The Bombay High Court on Tuesday said that tapping of telephones was only allowed in cases of public emergency or public safety, PTI reported. Observing that illegal phone tapping was an infringement of the fundamental right to privacy, the court quashed three orders passed by the Union Home Ministry allowing investigating agencies to intercept the calls of a businessman involved in a bribery case.

A division bench of Justices RV More and NJ Jamadar was hearing a writ petition filed by 54-year-old businessman Vinit Kumar. The court ordered the Central Bureau of Investigation to destroy the taped recordings. In 2011, the CBI registered a case against Kumar for paying a Rs 10-lakh bribe to a public sector bank employee to secure credit facilities. The agency submitted the taped conversations as evidence in its chargesheet.

Kumar challenged the validity of the Home Ministry orders, passed between October 2009 and February 2010, that directed the interception on the grounds that they were beyond the powers of Section 5(2) of the India Telegraph Act, 1885. This section of the Act allows the government to intercept phone conversations if it is satisfied that there is a public emergency.

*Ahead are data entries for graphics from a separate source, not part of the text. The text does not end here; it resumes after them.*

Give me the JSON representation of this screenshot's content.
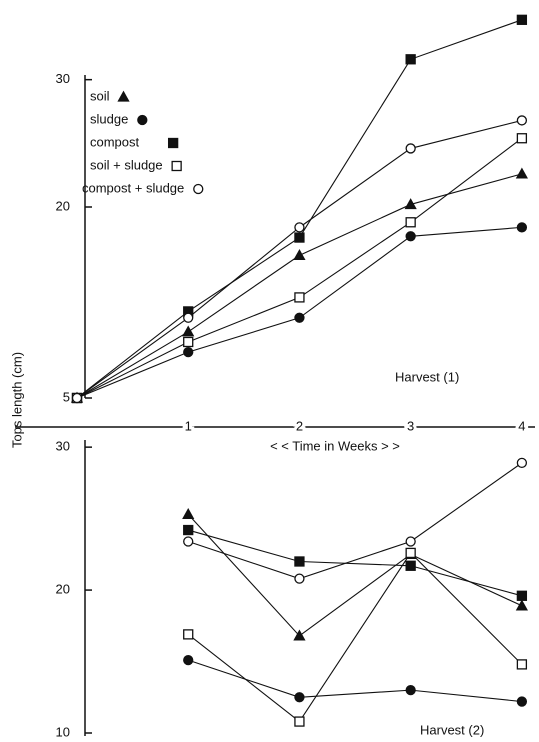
{
  "chart_data": [
    {
      "type": "line",
      "y_label": "Tops length (cm)",
      "x_label": "< < Time in Weeks > >",
      "annotation": "Harvest (1)",
      "x": [
        0,
        1,
        2,
        3,
        4
      ],
      "xlim": [
        0,
        4.1
      ],
      "xticks": [
        1,
        2,
        3,
        4
      ],
      "ylim": [
        5,
        35
      ],
      "yticks": [
        5,
        20,
        30
      ],
      "legend": "upper left",
      "series": [
        {
          "name": "soil",
          "color": "#111111",
          "marker": "triangle",
          "values": [
            5,
            10.2,
            16.2,
            20.2,
            22.6
          ]
        },
        {
          "name": "sludge",
          "color": "#111111",
          "marker": "circle",
          "values": [
            5,
            8.6,
            11.3,
            17.7,
            18.4
          ]
        },
        {
          "name": "compost",
          "color": "#111111",
          "marker": "square",
          "values": [
            5,
            11.8,
            17.6,
            31.6,
            34.7
          ]
        },
        {
          "name": "soil + sludge",
          "color": "#111111",
          "marker": "open-square",
          "values": [
            5,
            9.4,
            12.9,
            18.8,
            25.4
          ]
        },
        {
          "name": "compost + sludge",
          "color": "#111111",
          "marker": "open-circle",
          "values": [
            5,
            11.3,
            18.4,
            24.6,
            26.8
          ]
        }
      ]
    },
    {
      "type": "line",
      "annotation": "Harvest (2)",
      "x": [
        1,
        2,
        3,
        4
      ],
      "xlim": [
        0,
        4.1
      ],
      "ylim": [
        10,
        30.5
      ],
      "yticks": [
        10,
        20,
        30
      ],
      "series": [
        {
          "name": "soil",
          "color": "#111111",
          "marker": "triangle",
          "values": [
            25.3,
            16.8,
            22.5,
            18.9
          ]
        },
        {
          "name": "sludge",
          "color": "#111111",
          "marker": "circle",
          "values": [
            15.1,
            12.5,
            13.0,
            12.2
          ]
        },
        {
          "name": "compost",
          "color": "#111111",
          "marker": "square",
          "values": [
            24.2,
            22.0,
            21.7,
            19.6
          ]
        },
        {
          "name": "soil + sludge",
          "color": "#111111",
          "marker": "open-square",
          "values": [
            16.9,
            10.8,
            22.6,
            14.8
          ]
        },
        {
          "name": "compost + sludge",
          "color": "#111111",
          "marker": "open-circle",
          "values": [
            23.4,
            20.8,
            23.4,
            28.9
          ]
        }
      ]
    }
  ]
}
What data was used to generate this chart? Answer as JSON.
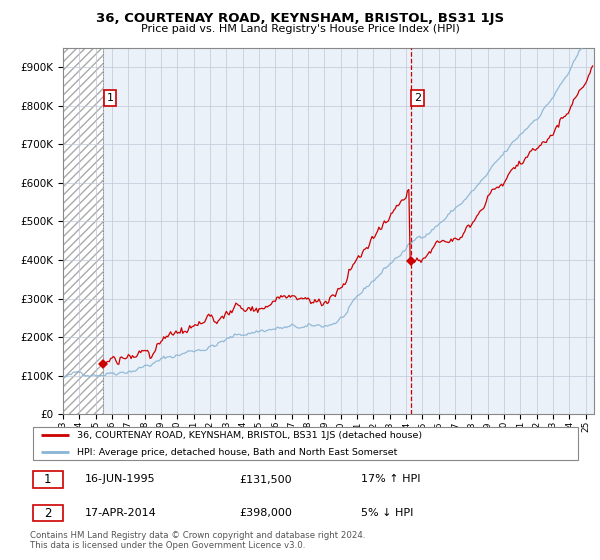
{
  "title": "36, COURTENAY ROAD, KEYNSHAM, BRISTOL, BS31 1JS",
  "subtitle": "Price paid vs. HM Land Registry's House Price Index (HPI)",
  "legend_line1": "36, COURTENAY ROAD, KEYNSHAM, BRISTOL, BS31 1JS (detached house)",
  "legend_line2": "HPI: Average price, detached house, Bath and North East Somerset",
  "transaction1_date": "16-JUN-1995",
  "transaction1_price": "£131,500",
  "transaction1_hpi": "17% ↑ HPI",
  "transaction2_date": "17-APR-2014",
  "transaction2_price": "£398,000",
  "transaction2_hpi": "5% ↓ HPI",
  "footer": "Contains HM Land Registry data © Crown copyright and database right 2024.\nThis data is licensed under the Open Government Licence v3.0.",
  "hpi_color": "#8ab4d4",
  "price_color": "#cc0000",
  "dashed_line_color": "#cc0000",
  "ylim": [
    0,
    950000
  ],
  "yticks": [
    0,
    100000,
    200000,
    300000,
    400000,
    500000,
    600000,
    700000,
    800000,
    900000
  ],
  "transaction1_x": 1995.46,
  "transaction1_y": 131500,
  "transaction2_x": 2014.29,
  "transaction2_y": 398000,
  "xmin": 1993,
  "xmax": 2025.5
}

“We are of the view that as per the section 5(2) of the Telegraph Act, an order for interception can be issued on either the occurrence of any public emergency or in the interest of public safety,” the court said. “When either of the two conditions are not in existence, it was impermissible to take resort to telephone tapping. We are satisfied that in peculiar fact of the instant case, the impugned three interception orders neither have sanction of law nor issued for legitimate aim, as sought to be suggested.”

The court clarified that it was not commenting on the merits of the corruption case.